US 11,727,215 B2
Searchable data structure for electronic documents
Jaidev Amrite, Austin, TX (US); Erik Skiles, Manor, TX (US); and Jashmi Lagisetty, Katy, TX (US)
Assigned to SPARKCOGNITION, INC., Austin, TX (US)
Filed by SparkCognition, Inc., Austin, TX (US)
Filed on Nov. 16, 2020, as Appl. No. 17/99,349.
Prior Publication US 2022/0156463 A1, May 19, 2022
Int. Cl. G06F 17/00 (2019.01); G06F 40/30 (2020.01); G06F 16/901 (2019.01); G06F 40/106 (2020.01); G06F 40/205 (2020.01)

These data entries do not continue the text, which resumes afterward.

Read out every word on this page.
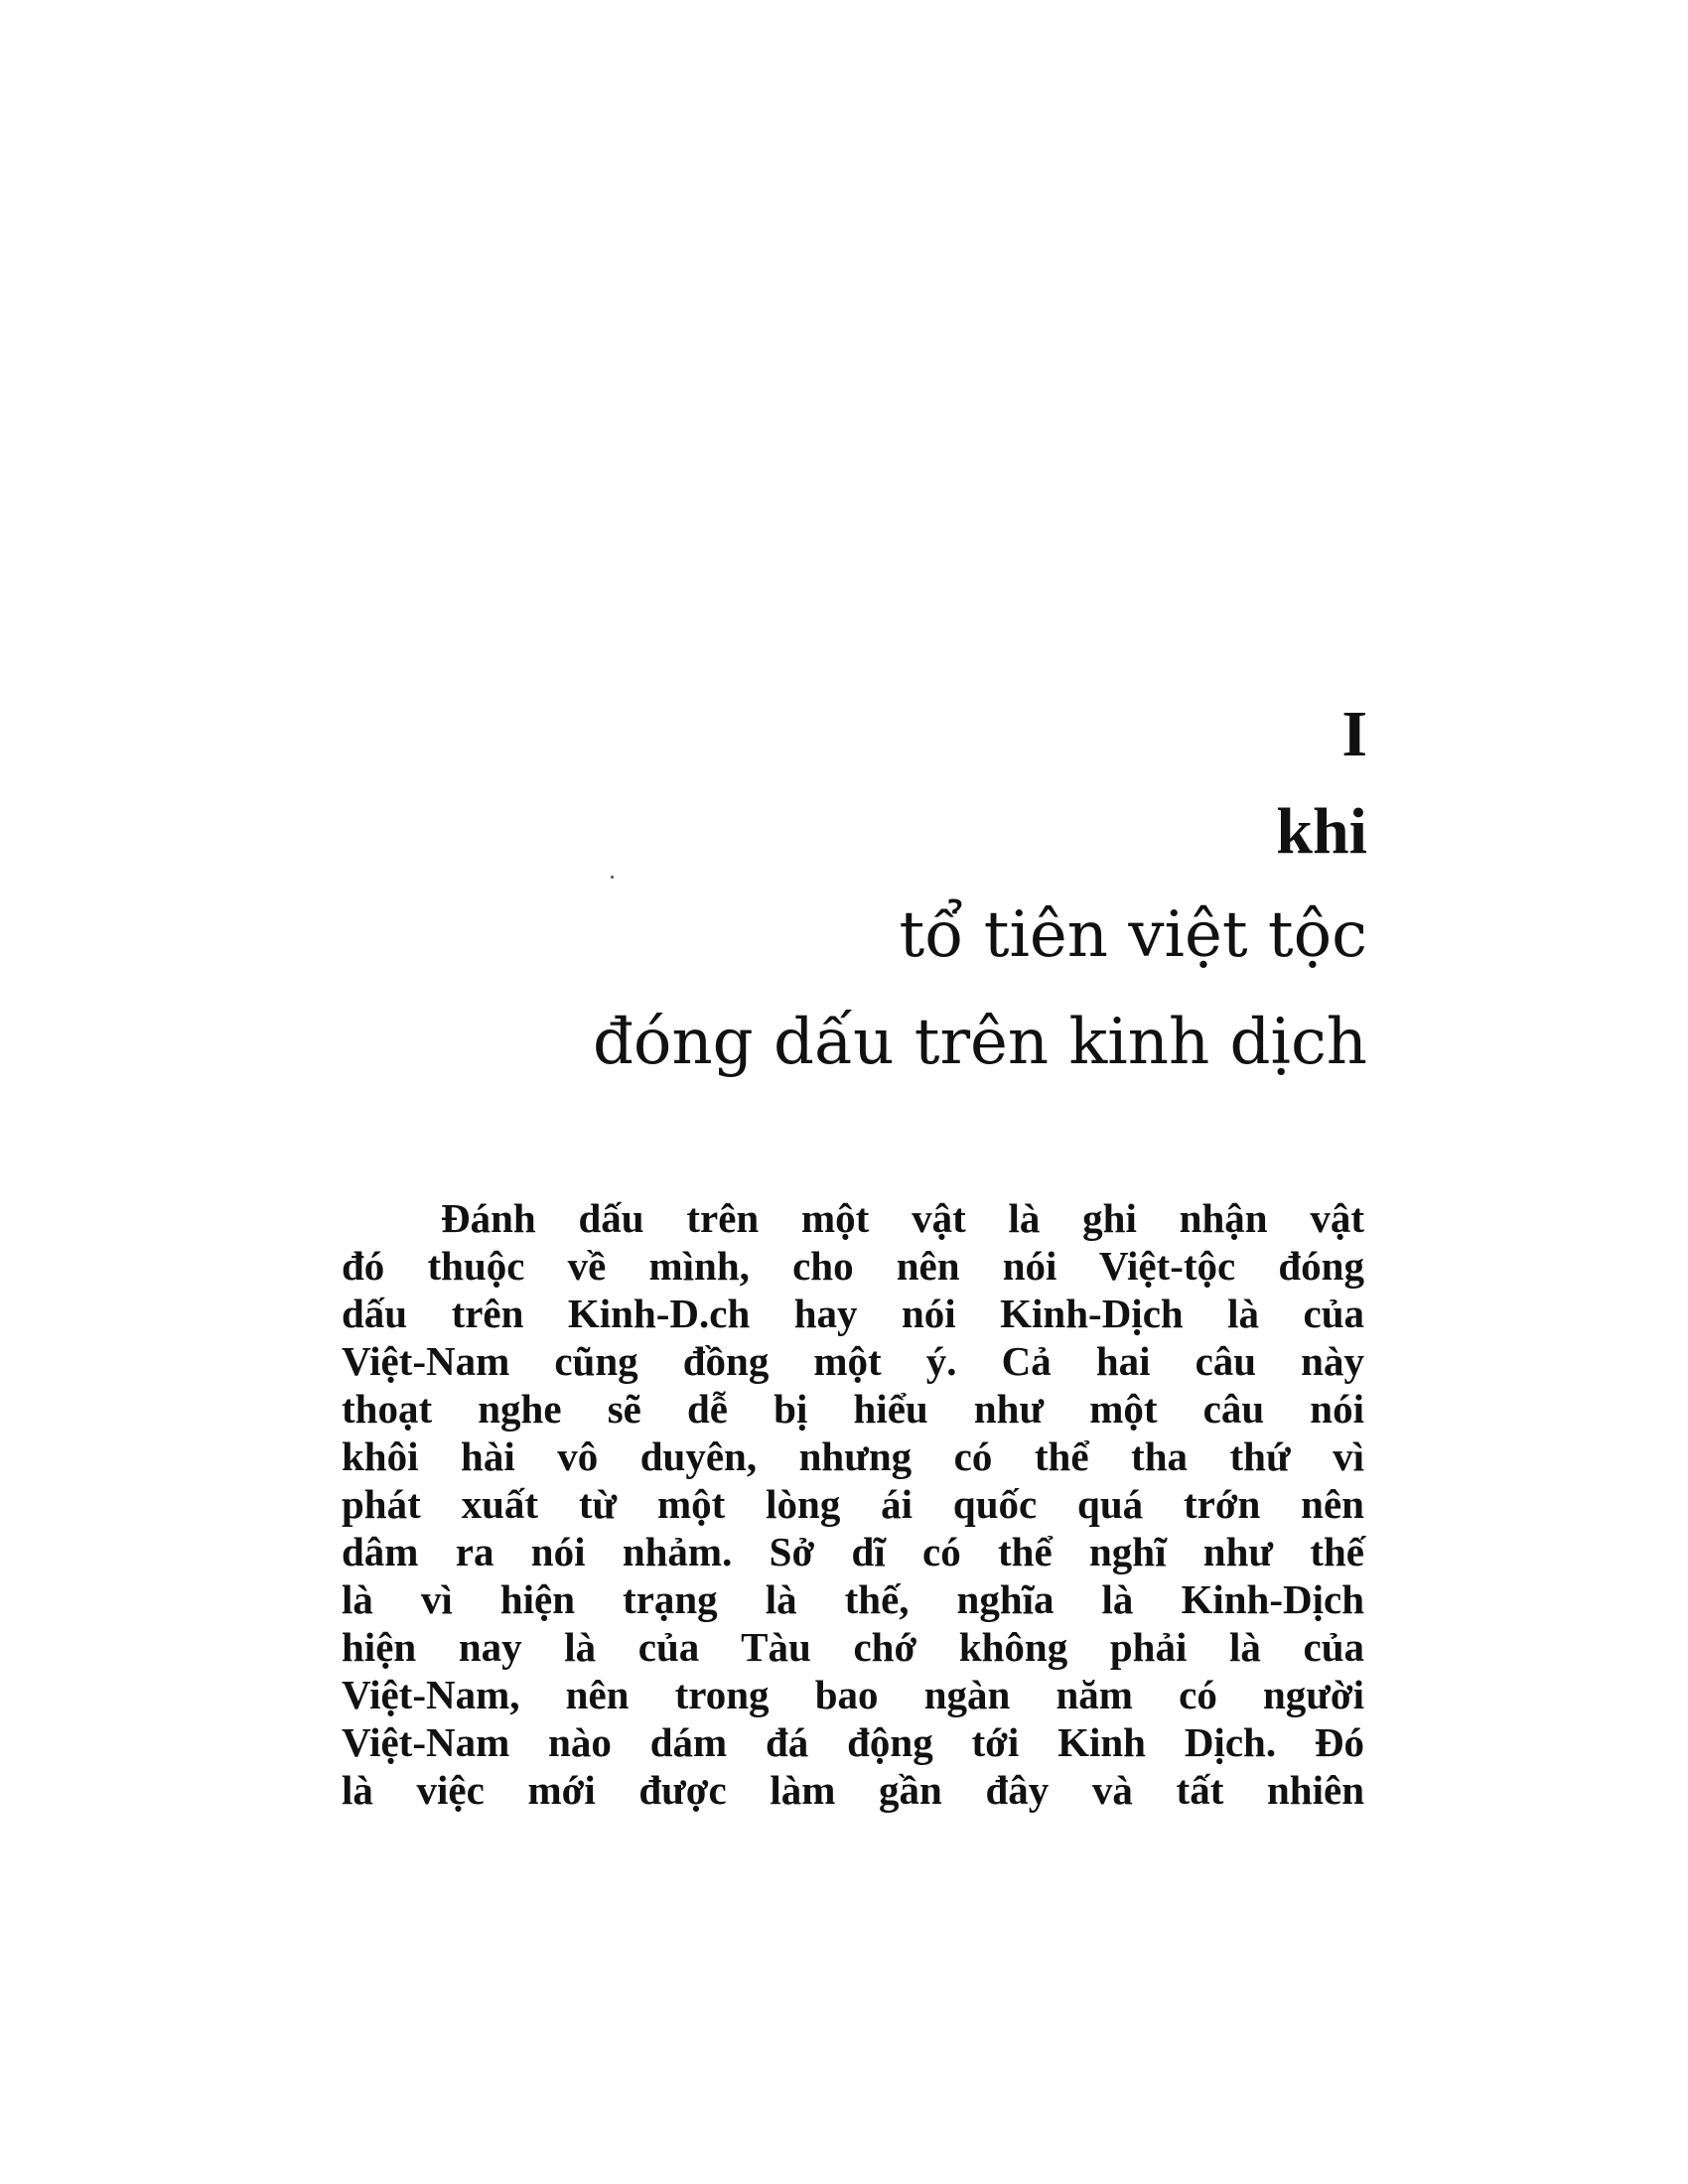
I
khi
tổ tiên việt tộc
đóng dấu trên kinh dịch
Đánh dấu trên một vật là ghi nhận vật
đó thuộc về mình, cho nên nói Việt-tộc đóng
dấu trên Kinh-D.ch hay nói Kinh-Dịch là của
Việt-Nam cũng đồng một ý. Cả hai câu này
thoạt nghe sẽ dễ bị hiểu như một câu nói
khôi hài vô duyên, nhưng có thể tha thứ vì
phát xuất từ một lòng ái quốc quá trớn nên
dâm ra nói nhảm. Sở dĩ có thể nghĩ như thế
là vì hiện trạng là thế, nghĩa là Kinh-Dịch
hiện nay là của Tàu chớ không phải là của
Việt-Nam, nên trong bao ngàn năm có người
Việt-Nam nào dám đá động tới Kinh Dịch. Đó
là việc mới được làm gần đây và tất nhiên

CPC G06F 40/30 (2020.01) [G06F 16/9027 (2019.01); G06F 40/106 (2020.01); G06F 40/205 (2020.01)] 31 Claims
OG exemplary drawing
 
1. A method of generating a searchable representation of an electronic document, the method comprising:
obtaining an electronic document that includes format data specifying a graphical layout of content items, the content items including unstructured text and structured at least text;
determining pixel data representing the graphical layout of the content items;
providing input data based, at least in part, on the pixel data to a document parsing model that is trained to:
detect, within the graphical layout based on the input data, functional regions, the functional regions including first functional regions corresponding to the unstructured text and second functional regions corresponding to the structured text;
assign, based on the input data, first boundaries to the first functional regions and second boundaries to the second functional regions; and
assign a first category label to each first functional region and a second category label to each second functional region;
matching first portions of the unstructured text to corresponding first category labels of first functional regions based on the first boundaries and locations associated with the first portions of the unstructured text;
matching second portions of structured text to corresponding second category labels of second functional regions based on the second boundaries and locations associated with the second portions of structured text; and
storing each first category label and corresponding first portions of unstructured text and each second category label and corresponding second portions of structured text as document data representing the content items in a searchable data structure, wherein the searchable data structure includes node elements for the first category labels and the second category labels.